Документальный роман, воскрешающий малоизвестные страницы революционных событий на Урале в 1905—1907 годах. В центре произведения — деятельность легендарных уральских боевиков, их героические дела и судьбы. Прежде всего это братья Кадомцевы, скрывающийся матрос-потемкинец Иван Петров, неуловимый руководитель дружин заводского уральского района Михаил Гузаков, мастер по изготовлению различных взрывных устройств Владимир Густомесов, вожак златоустовских боевиков Иван Артамонов и другие бойцы партии, сыны пролетарского Урала, О многих из них читатель узнает впервые.
В книге рассказывается история главного героя, который сталкивается с различными проблемами и препятствиями на протяжении всего своего путешествия. По пути он встречает множество второстепенных персонажей, которые играют важные роли в истории. Благодаря опыту главного героя книга исследует такие темы, как любовь, потеря, надежда и стойкость. По мере того, как главный герой преодолевает свои трудности, он усваивает ценные уроки жизни и растет как личность.
Биографический роман о выдающемся арабском поэте эпохи халифа Гаруна аль-Рашида принадлежит перу известной переводчицы классической арабской поэзии.В файле опубликована исходная, авторская редакция.
Главным героем дилогии социально-исторических романов «Сципион» и «Катон» выступает Римская республика в самый яркий и драматичный период своей истории. Перипетии исторических событий здесь являются действием, противоборство созидательных и разрушительных сил создает диалог.
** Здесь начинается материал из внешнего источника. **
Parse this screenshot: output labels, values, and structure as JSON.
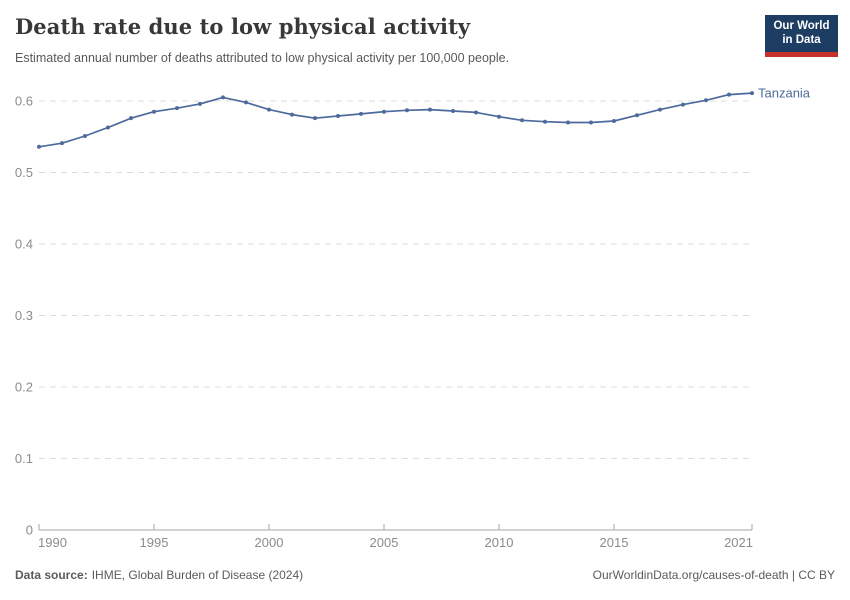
{
  "header": {
    "title": "Death rate due to low physical activity",
    "subtitle": "Estimated annual number of deaths attributed to low physical activity per 100,000 people.",
    "logo": {
      "line1": "Our World",
      "line2": "in Data"
    }
  },
  "colors": {
    "accent": "#4c6a9c",
    "logo_navy": "#1d3d63",
    "logo_red": "#c7302b",
    "grid": "#dcdcdc",
    "axis": "#a5a5a5",
    "tick_text": "#8c8c8c"
  },
  "chart_data": {
    "type": "line",
    "title": "Death rate due to low physical activity",
    "xlabel": "",
    "ylabel": "",
    "x": [
      1990,
      1991,
      1992,
      1993,
      1994,
      1995,
      1996,
      1997,
      1998,
      1999,
      2000,
      2001,
      2002,
      2003,
      2004,
      2005,
      2006,
      2007,
      2008,
      2009,
      2010,
      2011,
      2012,
      2013,
      2014,
      2015,
      2016,
      2017,
      2018,
      2019,
      2020,
      2021
    ],
    "series": [
      {
        "name": "Tanzania",
        "color": "#4c6a9c",
        "values": [
          0.536,
          0.541,
          0.551,
          0.563,
          0.576,
          0.585,
          0.59,
          0.596,
          0.605,
          0.598,
          0.588,
          0.581,
          0.576,
          0.579,
          0.582,
          0.585,
          0.587,
          0.588,
          0.586,
          0.584,
          0.578,
          0.573,
          0.571,
          0.57,
          0.57,
          0.572,
          0.58,
          0.588,
          0.595,
          0.601,
          0.609,
          0.611
        ]
      }
    ],
    "ylim": [
      0,
      0.6
    ],
    "yticks": [
      0,
      0.1,
      0.2,
      0.3,
      0.4,
      0.5,
      0.6
    ],
    "ytick_labels": [
      "0",
      "0.1",
      "0.2",
      "0.3",
      "0.4",
      "0.5",
      "0.6"
    ],
    "xticks": [
      1990,
      1995,
      2000,
      2005,
      2010,
      2015,
      2021
    ],
    "grid": "horizontal-dashed",
    "legend_position": "end-of-line-label"
  },
  "footer": {
    "source_label": "Data source:",
    "source_value": "IHME, Global Burden of Disease (2024)",
    "right": "OurWorldinData.org/causes-of-death | CC BY"
  }
}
Именно этот макрогерой представляется достойным внимания граждан общества, находящегося на распутье.В первой книге показан этап 2-ой Пунической войны и последующего бурного роста и развития Республики. События раскрываются в строках судьбы крупнейшей личности той эпохи — Публия Корнелия Сципиона Африканского Старшего.
Главным героем дилогии социально-исторических романов «Сципион» и «Катон» выступает Римская республика в самый яркий и драматичный период своей истории. Перипетии исторических событий здесь являются действием, противоборство созидательных и разрушительных сил создает диалог Именно этот макрогерой представляется достойным внимания граждан общества, находящегося на распутье.В первой книге показан этап 2-ой Пунической войны и последующего бурного роста и развития Республики. События раскрываются в строках судьбы крупнейшей личности той эпохи — Публия Корнелия Сципиона Африканского Старшего.